Robbie pushed the notebook and pencil into the breast pocket of his old fashioned dungarees and carefully folded reading spectacles into a metal case that shone with age. The squad began to make their way downhill to the landrover clothed in Commission livery of dark green. They plodded carefully, for the ground was broken where it was unploughed, tussocks of husked white grasses, dry twists of old heather, patches of myrtle and bog mosses, keeping heads bent as they left the planting ground, spades balanced on their shoulders.
The ganger brought up the rear, observing the same groups form. Louis wouldn’t be staying much longer, he was certain, watching him attach to Roland and Guy as usual. George ambled along with Ruairidh and Blue; the three had arrived together in early January and shared a bothy. Alex and Noel, become inseparable, were joking about something. They said Noel had recurring nightmares, he was ex-military and had done a tour somewhere in Aghanistan. Silas, the quiet one, and Iain, eighteen years old, the local lad, walked alone.
Robbie mistrusted all those who used what he regarded as superficial expressions of individualism. In this category he included Guy, whose upper arms were both leaden with tattoos, and Blue, whose light beard was untidy rather than unkempt. The first of these two was veneering a personal uncertainty with modern woad; the other deliberately gave an impression of the rebel seeking a cause. Or so the ganger thought.
He was aware of minor tensions among the group. There was healthy competition for the best planting areas where greater bonuses could be earned. Ground condition was critical to the ability to plant efficiently and, therefore, quickly. He had recently promoted George over the old hands, Roland and Guy, to the best planting ground and this was not sitting well with the latter. The ganger was unconcerned. George had proved himself worthy by planting big numbers and whether miffed or not, Guy could hardly cry ‘foul’.
Planting targets were being met. If this squad stayed on through to early summer, all would be well.
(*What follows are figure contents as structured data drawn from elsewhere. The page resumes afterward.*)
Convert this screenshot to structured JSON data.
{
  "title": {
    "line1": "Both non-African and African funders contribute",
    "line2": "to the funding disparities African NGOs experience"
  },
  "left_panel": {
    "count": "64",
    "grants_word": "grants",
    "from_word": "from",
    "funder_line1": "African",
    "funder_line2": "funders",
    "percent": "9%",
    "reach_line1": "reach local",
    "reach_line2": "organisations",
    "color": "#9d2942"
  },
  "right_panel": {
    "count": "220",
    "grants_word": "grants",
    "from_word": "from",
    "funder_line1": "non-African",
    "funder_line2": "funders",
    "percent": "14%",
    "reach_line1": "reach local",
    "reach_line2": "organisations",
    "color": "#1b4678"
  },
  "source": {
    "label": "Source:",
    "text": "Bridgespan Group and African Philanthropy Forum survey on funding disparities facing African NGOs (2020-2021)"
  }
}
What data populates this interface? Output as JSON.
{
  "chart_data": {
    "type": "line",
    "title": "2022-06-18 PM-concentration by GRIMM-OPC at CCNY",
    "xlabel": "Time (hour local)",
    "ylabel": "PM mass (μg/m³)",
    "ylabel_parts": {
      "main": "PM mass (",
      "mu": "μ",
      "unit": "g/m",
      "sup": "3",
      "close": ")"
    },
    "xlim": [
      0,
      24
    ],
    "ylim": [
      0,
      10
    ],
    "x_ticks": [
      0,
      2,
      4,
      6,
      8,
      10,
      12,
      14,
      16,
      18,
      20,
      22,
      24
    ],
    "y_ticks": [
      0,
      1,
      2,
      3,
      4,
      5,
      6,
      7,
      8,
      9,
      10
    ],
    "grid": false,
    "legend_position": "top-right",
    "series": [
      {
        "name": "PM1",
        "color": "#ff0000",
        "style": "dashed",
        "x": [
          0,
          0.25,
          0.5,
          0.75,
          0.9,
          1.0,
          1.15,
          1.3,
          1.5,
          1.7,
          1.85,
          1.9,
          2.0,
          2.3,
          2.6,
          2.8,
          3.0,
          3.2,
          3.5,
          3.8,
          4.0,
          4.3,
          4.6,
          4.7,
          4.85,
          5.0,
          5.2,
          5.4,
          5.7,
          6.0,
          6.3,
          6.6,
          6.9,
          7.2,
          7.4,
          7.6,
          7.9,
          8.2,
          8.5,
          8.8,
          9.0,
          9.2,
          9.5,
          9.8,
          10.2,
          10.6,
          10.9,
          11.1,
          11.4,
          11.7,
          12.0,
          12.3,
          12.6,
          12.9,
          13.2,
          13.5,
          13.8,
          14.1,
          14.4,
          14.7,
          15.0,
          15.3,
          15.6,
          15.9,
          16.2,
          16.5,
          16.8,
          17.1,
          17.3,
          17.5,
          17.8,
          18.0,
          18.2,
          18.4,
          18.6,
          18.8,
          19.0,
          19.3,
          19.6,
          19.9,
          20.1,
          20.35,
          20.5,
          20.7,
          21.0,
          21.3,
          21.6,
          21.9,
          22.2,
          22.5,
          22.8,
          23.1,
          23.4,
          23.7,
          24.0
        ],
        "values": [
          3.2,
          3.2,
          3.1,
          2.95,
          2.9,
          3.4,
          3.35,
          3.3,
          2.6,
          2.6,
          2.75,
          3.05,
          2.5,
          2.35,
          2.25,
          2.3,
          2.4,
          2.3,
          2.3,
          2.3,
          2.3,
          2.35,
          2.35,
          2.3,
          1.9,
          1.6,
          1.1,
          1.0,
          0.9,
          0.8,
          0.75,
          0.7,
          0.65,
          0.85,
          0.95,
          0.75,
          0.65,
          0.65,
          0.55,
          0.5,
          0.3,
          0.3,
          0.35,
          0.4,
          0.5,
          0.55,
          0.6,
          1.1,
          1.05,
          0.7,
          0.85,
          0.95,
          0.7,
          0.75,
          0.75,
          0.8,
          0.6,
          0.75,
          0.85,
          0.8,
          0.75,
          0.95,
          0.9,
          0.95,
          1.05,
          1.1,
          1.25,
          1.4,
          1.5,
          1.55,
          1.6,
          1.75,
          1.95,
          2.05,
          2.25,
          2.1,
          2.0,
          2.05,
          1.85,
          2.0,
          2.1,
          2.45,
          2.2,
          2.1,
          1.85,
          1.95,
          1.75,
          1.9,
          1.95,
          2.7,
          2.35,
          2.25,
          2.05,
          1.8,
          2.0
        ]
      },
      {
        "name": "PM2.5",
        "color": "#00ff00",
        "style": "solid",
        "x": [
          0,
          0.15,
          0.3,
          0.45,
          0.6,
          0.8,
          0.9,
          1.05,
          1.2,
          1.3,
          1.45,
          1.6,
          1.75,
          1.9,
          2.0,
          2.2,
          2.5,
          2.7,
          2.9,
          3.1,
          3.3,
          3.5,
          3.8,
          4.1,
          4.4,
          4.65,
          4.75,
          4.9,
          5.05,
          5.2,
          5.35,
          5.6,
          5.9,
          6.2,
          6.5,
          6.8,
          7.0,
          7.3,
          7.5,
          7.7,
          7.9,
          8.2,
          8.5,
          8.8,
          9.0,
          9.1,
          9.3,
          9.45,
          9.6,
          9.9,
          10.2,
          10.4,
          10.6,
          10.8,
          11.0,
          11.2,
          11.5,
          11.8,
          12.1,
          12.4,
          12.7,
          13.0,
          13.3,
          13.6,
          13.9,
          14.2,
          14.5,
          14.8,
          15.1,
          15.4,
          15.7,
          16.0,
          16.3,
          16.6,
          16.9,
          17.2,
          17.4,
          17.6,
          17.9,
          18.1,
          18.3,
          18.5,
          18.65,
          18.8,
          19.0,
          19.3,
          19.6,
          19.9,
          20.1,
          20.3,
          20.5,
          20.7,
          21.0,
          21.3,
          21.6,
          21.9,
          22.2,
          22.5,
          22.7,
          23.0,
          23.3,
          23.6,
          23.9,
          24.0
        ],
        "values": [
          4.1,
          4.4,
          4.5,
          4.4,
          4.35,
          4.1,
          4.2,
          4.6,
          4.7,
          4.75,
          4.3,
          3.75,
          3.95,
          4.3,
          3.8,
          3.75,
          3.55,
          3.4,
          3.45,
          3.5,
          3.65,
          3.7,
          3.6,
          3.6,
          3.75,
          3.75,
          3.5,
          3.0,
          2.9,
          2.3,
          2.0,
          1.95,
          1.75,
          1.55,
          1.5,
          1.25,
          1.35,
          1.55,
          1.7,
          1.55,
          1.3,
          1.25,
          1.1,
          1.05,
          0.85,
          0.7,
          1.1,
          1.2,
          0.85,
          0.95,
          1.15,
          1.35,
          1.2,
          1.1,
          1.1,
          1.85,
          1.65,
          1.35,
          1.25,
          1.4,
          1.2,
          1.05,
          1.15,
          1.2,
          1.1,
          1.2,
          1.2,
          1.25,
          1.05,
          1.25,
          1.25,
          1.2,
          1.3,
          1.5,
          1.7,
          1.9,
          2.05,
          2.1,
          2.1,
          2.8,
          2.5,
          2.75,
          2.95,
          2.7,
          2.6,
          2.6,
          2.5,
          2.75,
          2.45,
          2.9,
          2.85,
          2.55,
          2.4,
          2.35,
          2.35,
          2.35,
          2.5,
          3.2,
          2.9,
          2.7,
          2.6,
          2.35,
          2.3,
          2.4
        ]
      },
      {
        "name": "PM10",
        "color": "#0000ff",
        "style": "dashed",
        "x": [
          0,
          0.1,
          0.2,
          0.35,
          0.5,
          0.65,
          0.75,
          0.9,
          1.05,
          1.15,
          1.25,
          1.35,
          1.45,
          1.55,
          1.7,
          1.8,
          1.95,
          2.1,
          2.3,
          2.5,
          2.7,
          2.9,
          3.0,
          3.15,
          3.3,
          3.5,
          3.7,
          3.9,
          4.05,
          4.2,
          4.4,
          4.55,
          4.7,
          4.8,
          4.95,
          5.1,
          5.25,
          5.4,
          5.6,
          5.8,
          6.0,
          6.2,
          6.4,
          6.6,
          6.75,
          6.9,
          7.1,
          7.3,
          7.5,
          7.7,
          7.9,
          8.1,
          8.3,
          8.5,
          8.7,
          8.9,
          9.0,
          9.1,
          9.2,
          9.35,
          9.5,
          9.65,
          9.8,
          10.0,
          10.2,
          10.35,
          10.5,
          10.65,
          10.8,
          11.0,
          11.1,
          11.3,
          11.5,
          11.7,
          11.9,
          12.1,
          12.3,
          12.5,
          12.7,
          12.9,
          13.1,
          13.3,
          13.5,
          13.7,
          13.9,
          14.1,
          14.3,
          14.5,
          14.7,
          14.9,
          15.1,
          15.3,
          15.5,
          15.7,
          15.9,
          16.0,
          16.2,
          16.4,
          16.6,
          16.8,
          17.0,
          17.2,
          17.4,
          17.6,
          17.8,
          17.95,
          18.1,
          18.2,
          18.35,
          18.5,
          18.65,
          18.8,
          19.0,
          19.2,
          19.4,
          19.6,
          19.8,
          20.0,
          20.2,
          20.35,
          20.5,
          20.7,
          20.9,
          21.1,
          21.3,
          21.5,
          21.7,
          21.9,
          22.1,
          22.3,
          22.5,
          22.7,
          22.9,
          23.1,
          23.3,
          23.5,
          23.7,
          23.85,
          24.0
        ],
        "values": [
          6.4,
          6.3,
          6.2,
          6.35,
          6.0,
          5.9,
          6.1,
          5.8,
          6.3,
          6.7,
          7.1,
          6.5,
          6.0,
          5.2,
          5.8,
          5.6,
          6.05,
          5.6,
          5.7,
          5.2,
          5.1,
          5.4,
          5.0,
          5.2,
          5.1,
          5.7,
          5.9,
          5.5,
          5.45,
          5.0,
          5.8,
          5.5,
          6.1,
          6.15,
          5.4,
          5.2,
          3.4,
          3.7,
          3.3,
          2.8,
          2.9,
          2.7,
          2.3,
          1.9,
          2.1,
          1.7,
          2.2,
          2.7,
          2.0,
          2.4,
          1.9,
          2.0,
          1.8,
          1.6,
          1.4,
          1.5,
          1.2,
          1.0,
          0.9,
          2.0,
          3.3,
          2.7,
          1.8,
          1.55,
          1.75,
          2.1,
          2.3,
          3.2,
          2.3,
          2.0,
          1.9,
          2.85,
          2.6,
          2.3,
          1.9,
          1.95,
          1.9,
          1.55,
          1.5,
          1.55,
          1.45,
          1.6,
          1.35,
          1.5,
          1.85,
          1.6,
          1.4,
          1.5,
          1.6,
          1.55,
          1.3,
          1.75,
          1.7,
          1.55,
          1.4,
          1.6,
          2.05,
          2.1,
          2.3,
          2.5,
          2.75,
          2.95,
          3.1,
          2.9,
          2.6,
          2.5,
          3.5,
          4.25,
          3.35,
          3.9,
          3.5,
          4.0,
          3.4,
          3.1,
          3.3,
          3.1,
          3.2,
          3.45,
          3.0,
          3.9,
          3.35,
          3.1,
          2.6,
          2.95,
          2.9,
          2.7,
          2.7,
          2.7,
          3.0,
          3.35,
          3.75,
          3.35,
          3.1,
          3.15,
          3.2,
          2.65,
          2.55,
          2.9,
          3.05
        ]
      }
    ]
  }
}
Summer tasks, such as ‘beating up’, hand spreading of fertiliser, or assisting the fencing squad at a few arbitrarily selected areas, were largely incidental, serving principally to keep the squad in gainful employment until the next planting season began.
His only concern was the tinderbox dry conditions that existed, given the huge area of mature forest that stood nearby. A period of wet atmospheric depressions sweeping in from the southwest would relieve him of worry but disrupt his planting schedule. Trouble was, forecasts continued to be dominated by arrows curving clockwise and repetition of ‘an area of high pressure is moving in…’
The Commission, however, had expressed satisfaction with totals being planted. He should be content. He had a good squad this year, all things considered. None were slackers. Absenteeism was rare and drunkenness rarer. Given the mindlessness and low pay of planting, this was unusual.
Still, for there to be a lengthy dry spell during early spring…he shrugged. This time last year it had hosed down. No target had been met. Everyone had been moody, discontented with thin wage packets and the Office had been furious, looking out of streaming windows day after day, unable to control the weather.
Robbie stepped off the end of the path and walked to the driver’s door of the landrover. The squad had already taken their places inside. He put the vehicle into gear and it moved off, bumping steadily along sunken wheel tracks separated by a grassy hump. The working day was ending.